CURWOOD: It's hard not to smile at a field full of radiant sunflowers, and that's one reason why a redevelopment group in New Orleans is planting the giant blossoms in vacant lots, a bid to reclaim a badly blighted neighborhood near the superdome.

Not only will the sunflowers brighten people's lives, they'll also help power cars and trucks. Will Bradshaw is president of Green Coast Enterprises in New Orleans, and a partner in Project Sprout, which is based on a similar program at Pittsburgh. Welcome to Living on Earth, Mr. Bradshaw!

BRADSHAW: Hi.

CURWOOD: So I understand that you just recently planted your first test plot of sunflowers in New Orleans. Tell me about the area where you're starting. How big is it? Where is it located?

BRADSHAW: It is three of the four corners of the intersection of Jackson and Johnson, which is right adjacent to the B.W. Cooper housing project.

CURWOOD: So what did these lots look like before you started planting the sunflower crop?

BRADSHAW: They were largely overgrown. One of them had been filled with construction debris from what looked like a foundation excavation.

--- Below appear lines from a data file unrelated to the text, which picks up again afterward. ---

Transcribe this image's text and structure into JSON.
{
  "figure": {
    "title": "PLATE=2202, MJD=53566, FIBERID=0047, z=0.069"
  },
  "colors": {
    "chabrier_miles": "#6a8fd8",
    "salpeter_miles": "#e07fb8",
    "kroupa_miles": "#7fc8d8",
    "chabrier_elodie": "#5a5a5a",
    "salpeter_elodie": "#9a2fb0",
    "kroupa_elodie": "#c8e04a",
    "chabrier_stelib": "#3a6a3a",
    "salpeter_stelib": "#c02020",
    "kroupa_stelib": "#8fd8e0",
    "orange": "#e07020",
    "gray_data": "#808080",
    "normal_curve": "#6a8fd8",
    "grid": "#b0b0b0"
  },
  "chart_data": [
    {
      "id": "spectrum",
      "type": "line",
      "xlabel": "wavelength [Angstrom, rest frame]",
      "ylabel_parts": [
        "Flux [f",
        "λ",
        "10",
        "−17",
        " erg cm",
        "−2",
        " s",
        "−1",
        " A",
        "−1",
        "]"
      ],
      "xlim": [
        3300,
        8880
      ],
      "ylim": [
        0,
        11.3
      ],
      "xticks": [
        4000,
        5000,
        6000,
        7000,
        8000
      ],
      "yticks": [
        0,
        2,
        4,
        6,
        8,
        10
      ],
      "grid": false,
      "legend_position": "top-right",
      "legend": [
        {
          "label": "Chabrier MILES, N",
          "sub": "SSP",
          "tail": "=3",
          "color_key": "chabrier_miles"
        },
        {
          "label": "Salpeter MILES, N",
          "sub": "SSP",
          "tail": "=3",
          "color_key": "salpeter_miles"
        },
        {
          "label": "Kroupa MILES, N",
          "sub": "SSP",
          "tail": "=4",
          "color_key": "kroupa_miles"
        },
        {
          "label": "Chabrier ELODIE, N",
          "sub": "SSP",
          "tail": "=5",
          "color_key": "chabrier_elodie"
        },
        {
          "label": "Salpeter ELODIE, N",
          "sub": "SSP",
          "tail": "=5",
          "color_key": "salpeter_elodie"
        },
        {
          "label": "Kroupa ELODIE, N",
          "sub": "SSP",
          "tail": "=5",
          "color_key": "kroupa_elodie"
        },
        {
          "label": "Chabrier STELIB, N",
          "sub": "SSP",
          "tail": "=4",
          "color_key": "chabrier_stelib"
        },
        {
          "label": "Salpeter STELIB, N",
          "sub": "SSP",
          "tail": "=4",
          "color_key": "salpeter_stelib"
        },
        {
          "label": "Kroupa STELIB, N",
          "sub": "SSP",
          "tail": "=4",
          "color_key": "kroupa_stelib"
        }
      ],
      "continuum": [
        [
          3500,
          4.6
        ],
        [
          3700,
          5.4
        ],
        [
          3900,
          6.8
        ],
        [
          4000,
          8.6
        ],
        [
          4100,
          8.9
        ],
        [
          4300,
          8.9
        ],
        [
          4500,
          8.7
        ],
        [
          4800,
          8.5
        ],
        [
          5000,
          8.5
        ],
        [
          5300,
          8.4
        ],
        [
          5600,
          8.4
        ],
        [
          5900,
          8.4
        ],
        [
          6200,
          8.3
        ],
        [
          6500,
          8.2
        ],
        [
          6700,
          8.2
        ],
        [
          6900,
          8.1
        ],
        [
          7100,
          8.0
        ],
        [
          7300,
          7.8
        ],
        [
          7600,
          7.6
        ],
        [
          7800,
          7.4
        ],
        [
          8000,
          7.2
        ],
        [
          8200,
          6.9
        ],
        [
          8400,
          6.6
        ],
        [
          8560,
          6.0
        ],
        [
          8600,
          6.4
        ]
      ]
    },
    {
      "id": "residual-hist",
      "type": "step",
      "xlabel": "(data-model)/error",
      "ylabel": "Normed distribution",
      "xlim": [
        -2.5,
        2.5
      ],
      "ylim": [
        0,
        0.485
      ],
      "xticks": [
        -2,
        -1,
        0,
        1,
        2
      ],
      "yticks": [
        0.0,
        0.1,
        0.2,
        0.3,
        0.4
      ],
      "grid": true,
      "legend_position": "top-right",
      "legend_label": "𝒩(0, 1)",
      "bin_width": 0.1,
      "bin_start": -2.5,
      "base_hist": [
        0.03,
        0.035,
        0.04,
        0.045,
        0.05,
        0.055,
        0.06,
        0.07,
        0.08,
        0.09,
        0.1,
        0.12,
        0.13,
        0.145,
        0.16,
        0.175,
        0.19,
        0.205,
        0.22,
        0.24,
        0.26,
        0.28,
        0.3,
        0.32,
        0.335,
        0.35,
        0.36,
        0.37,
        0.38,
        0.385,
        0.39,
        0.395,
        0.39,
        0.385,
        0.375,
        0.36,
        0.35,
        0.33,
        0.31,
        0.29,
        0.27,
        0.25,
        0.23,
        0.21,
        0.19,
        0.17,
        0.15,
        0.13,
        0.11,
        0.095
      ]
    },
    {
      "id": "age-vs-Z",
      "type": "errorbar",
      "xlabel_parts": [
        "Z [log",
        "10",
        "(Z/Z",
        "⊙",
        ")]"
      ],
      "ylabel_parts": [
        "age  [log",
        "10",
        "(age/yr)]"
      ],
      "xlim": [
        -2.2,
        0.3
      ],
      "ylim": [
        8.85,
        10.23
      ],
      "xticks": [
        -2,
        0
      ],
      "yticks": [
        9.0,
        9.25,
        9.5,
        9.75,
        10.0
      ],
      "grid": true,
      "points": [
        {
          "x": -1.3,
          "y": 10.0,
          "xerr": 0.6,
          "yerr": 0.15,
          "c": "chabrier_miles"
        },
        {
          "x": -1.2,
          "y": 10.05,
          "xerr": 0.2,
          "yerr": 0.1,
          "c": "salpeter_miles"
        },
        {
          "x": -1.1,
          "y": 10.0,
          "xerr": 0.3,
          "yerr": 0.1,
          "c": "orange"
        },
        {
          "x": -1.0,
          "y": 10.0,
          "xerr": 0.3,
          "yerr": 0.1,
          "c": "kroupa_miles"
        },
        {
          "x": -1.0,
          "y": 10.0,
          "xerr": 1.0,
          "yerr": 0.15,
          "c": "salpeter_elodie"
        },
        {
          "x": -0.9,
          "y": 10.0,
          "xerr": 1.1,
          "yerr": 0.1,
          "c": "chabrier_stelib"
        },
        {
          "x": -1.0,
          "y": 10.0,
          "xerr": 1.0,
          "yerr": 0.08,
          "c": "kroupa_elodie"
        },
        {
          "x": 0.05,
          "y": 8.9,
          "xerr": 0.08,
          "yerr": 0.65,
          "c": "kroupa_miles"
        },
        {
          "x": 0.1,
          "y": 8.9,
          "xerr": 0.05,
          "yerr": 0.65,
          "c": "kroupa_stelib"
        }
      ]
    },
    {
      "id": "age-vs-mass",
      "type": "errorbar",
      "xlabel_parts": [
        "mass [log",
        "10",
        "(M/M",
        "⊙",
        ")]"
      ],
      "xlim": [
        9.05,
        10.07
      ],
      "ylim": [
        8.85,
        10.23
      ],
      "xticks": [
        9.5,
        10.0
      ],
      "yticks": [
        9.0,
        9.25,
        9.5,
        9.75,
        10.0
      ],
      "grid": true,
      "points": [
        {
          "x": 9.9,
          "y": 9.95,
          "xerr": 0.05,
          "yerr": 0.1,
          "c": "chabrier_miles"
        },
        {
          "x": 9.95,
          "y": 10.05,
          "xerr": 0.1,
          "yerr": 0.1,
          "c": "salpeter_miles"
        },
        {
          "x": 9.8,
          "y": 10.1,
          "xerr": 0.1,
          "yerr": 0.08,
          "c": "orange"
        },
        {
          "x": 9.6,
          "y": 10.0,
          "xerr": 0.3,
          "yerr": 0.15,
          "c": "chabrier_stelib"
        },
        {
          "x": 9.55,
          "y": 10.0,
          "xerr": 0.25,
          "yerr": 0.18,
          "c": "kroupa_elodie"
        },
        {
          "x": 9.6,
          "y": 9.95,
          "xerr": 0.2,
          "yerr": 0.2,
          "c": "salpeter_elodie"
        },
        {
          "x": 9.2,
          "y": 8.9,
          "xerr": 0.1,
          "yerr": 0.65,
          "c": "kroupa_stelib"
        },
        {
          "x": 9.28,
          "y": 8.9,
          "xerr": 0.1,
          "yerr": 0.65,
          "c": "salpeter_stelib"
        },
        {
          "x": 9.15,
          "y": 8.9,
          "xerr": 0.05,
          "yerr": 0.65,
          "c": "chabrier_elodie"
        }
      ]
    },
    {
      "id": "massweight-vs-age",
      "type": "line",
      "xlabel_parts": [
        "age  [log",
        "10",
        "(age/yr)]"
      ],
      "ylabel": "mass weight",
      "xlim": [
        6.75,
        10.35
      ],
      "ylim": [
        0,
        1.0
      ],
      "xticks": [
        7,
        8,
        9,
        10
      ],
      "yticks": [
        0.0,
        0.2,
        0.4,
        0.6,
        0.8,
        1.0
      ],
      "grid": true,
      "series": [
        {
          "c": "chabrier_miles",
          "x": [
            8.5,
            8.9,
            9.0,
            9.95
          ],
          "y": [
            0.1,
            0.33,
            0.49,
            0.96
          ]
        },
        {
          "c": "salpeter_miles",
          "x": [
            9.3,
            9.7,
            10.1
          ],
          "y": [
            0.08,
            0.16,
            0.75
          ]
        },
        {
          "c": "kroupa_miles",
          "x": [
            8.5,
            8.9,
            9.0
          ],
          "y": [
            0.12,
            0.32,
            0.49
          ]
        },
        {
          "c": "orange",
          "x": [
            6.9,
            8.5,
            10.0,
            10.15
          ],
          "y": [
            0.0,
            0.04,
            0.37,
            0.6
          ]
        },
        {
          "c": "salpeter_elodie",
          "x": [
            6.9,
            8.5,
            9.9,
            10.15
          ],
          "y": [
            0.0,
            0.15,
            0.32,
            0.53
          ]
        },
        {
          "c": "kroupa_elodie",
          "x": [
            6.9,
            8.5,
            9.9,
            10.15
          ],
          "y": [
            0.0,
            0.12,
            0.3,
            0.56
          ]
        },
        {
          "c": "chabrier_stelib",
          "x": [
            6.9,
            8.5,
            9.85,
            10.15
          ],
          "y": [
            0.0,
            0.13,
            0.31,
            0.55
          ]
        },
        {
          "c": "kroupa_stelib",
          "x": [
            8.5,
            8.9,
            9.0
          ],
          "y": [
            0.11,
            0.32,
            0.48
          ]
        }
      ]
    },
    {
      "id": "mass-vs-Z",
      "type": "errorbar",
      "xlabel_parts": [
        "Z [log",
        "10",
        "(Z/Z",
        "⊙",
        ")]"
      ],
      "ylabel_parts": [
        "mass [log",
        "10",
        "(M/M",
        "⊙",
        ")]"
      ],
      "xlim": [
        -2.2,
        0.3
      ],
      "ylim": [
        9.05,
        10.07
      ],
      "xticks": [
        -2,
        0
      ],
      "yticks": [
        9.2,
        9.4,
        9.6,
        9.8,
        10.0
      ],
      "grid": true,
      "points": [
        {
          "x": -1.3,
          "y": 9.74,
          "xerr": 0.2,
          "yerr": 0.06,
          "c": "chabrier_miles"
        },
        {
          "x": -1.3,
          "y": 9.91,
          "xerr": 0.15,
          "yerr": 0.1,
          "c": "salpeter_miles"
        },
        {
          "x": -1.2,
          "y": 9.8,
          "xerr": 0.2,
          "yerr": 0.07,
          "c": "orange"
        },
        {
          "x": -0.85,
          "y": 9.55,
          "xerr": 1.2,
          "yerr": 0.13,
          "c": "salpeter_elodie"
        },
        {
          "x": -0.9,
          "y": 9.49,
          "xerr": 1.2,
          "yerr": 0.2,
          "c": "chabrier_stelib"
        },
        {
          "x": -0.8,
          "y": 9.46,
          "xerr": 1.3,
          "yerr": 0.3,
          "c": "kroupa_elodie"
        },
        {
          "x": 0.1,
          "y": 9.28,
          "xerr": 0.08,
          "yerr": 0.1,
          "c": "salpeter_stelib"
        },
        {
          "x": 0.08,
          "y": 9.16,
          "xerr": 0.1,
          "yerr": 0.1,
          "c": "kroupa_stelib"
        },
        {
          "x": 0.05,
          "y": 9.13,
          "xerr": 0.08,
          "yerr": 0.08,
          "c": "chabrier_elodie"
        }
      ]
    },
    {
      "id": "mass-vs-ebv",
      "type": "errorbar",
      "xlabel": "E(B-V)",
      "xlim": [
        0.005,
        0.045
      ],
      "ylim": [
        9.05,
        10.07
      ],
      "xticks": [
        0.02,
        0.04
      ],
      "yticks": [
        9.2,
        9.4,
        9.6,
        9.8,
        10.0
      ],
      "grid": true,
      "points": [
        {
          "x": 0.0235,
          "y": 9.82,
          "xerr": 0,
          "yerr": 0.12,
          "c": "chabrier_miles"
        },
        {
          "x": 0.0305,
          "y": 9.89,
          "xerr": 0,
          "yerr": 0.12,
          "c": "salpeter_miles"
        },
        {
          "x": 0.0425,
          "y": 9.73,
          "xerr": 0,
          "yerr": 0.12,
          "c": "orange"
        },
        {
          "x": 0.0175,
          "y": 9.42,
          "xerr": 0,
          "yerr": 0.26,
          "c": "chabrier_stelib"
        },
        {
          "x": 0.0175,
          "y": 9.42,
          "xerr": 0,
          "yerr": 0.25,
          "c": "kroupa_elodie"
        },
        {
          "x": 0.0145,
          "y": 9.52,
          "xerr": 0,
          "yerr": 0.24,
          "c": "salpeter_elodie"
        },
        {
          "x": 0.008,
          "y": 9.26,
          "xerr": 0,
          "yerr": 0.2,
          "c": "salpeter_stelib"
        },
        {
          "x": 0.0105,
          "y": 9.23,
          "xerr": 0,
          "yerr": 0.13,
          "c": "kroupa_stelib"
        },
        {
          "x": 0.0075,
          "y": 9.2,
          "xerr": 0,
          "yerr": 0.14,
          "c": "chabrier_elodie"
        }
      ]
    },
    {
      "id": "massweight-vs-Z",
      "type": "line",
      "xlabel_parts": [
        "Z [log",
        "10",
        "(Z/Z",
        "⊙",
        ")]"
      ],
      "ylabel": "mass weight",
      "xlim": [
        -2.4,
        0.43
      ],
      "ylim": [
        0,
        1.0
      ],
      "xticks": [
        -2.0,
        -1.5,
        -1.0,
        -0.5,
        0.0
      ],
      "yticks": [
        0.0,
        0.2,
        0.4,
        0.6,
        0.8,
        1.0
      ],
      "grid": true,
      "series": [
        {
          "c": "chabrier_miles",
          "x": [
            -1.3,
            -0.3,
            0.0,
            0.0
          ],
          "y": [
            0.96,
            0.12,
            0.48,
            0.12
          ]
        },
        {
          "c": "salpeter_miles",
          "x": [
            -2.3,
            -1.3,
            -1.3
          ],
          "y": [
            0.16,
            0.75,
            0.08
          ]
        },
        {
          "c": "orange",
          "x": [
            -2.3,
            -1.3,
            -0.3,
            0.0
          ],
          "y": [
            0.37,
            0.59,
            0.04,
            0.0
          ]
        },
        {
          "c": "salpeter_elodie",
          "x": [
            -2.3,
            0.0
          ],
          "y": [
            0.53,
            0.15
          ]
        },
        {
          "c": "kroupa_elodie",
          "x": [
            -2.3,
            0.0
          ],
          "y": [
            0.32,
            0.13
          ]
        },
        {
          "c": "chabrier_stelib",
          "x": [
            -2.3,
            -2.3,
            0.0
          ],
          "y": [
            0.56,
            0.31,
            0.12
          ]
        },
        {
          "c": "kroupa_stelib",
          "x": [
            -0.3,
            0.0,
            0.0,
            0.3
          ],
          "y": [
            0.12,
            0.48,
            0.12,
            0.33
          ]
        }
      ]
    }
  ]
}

So it had some pieces of concrete and rebar and a bunch of piles of dirt. And then grass and weeds and whatnot had grown over the top of that. Another had been used by a road crew illegally to store their materials, including some potentially contaminating product for curing concrete in a big 55-gallon drum that was just open. Another had an old boat that had been basically rotted in half and been left there and some tires and stuff like that. But they were all largely abandoned lots that had just been used for illegal dumping.